There were several studies focusing on the selection of ABTC patients who might benefit from second-line chemotherapy. Parameters including better ECOG PS, lower serum CA 19-9 level, longer PFS after first-line chemotherapy, and less metastatic organs are considered better prognostic factors for ABTC in this setting.30,31 In this study, we also studied the prognostic factors including primary site, CA 19-9 level, age, and extent of disease, as shown in Table 3; patients with higher serum CA 19-9 level showed worse PFS than those with lower serum CA 19-9 level, this being consistent with previous reports.31 It is also important to note that the XELIRI regimen showed longer PFS in patients with serum CA 19-9 level <400 IU/ml and non-gallbladder origin, suggesting these two subgroup patients are more likely to benefit from the XELIRI combination therapy.

There were also several limitations to this study. First, as BTC is still a rather rare cancer, and the study was planned and conducted at a single centre, the sample size in this study was relatively small, which could have selection bias. Second, more extrahepatic cholangiocarcinoma patients with jaundice and extensive disease patients with poor PS were excluded according to the eligibility criteria; thus, the proportions of intrahepatic cholangiocarcinoma and locally advanced disease patients were relatively higher in this study. Third, according to recent studies, single agent capecitabine may served as a better second-line control arm, but at the time of our study design, the results of BILCAP study was far before reported.
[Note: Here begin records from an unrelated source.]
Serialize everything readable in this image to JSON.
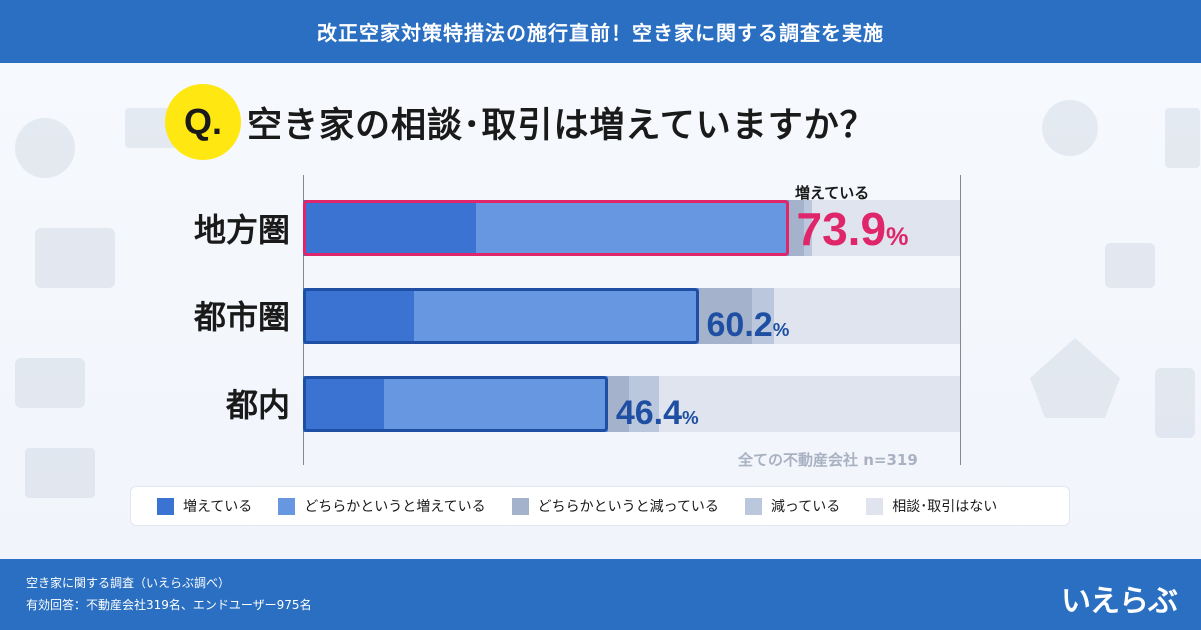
{
  "header": {
    "title": "改正空家対策特措法の施行直前！空き家に関する調査を実施"
  },
  "question": {
    "badge": "Q.",
    "text": "空き家の相談･取引は増えていますか？"
  },
  "chart_data": {
    "type": "bar",
    "orientation": "horizontal",
    "stacked": true,
    "categories": [
      "地方圏",
      "都市圏",
      "都内"
    ],
    "series": [
      {
        "name": "増えている",
        "color": "#3b73d3",
        "values": [
          26.3,
          16.9,
          12.3
        ]
      },
      {
        "name": "どちらかというと増えている",
        "color": "#6897e2",
        "values": [
          47.6,
          43.3,
          34.1
        ]
      },
      {
        "name": "どちらかというと減っている",
        "color": "#a4b3cb",
        "values": [
          2.4,
          8.2,
          3.2
        ]
      },
      {
        "name": "減っている",
        "color": "#bac7dc",
        "values": [
          1.2,
          3.3,
          4.6
        ]
      },
      {
        "name": "相談･取引はない",
        "color": "#dfe4ee",
        "values": [
          22.5,
          28.3,
          45.8
        ]
      }
    ],
    "highlight_values": [
      "73.9",
      "60.2",
      "46.4"
    ],
    "highlight_unit": "%",
    "annotation": "増えている",
    "note": "全ての不動産会社 n=319",
    "xlim": [
      0,
      100
    ],
    "legend_position": "bottom"
  },
  "colors": {
    "primary": "#2a6fc2",
    "accent": "#e0266a",
    "dark_blue": "#1f4fa2"
  },
  "footer": {
    "line1": "空き家に関する調査（いえらぶ調べ）",
    "line2": "有効回答：不動産会社319名、エンドユーザー975名",
    "logo": "いえらぶ"
  }
}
Therefore, according to the institute’s experience and literature review, irinotecan was chosen as control arm. A phase III study of larger data sets with multi-centre participation is warranted in the future.
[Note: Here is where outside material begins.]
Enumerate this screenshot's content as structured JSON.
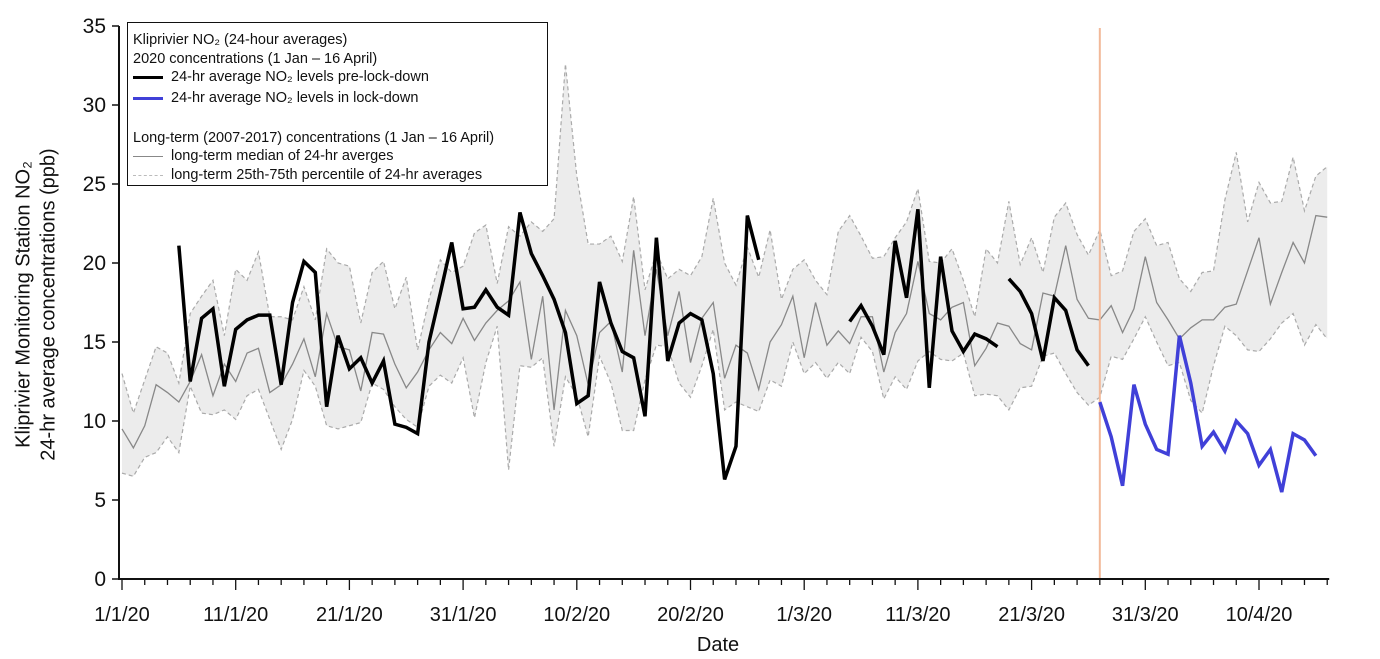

In conclusion, this is the first randomised, phase II study to evaluate the efficacy and safety of irinotecan-containing regimens in good PS second-line ABTC patients. This study met its primary objective, and the outcomes from this study showed a clear advantage of XELIRI regimen over irinotecan monotherapy in prolonging PFS, with acceptable toxicity. XELIRI regimen merits further evaluation in large-population, multi-centre phase III trials in ABTC.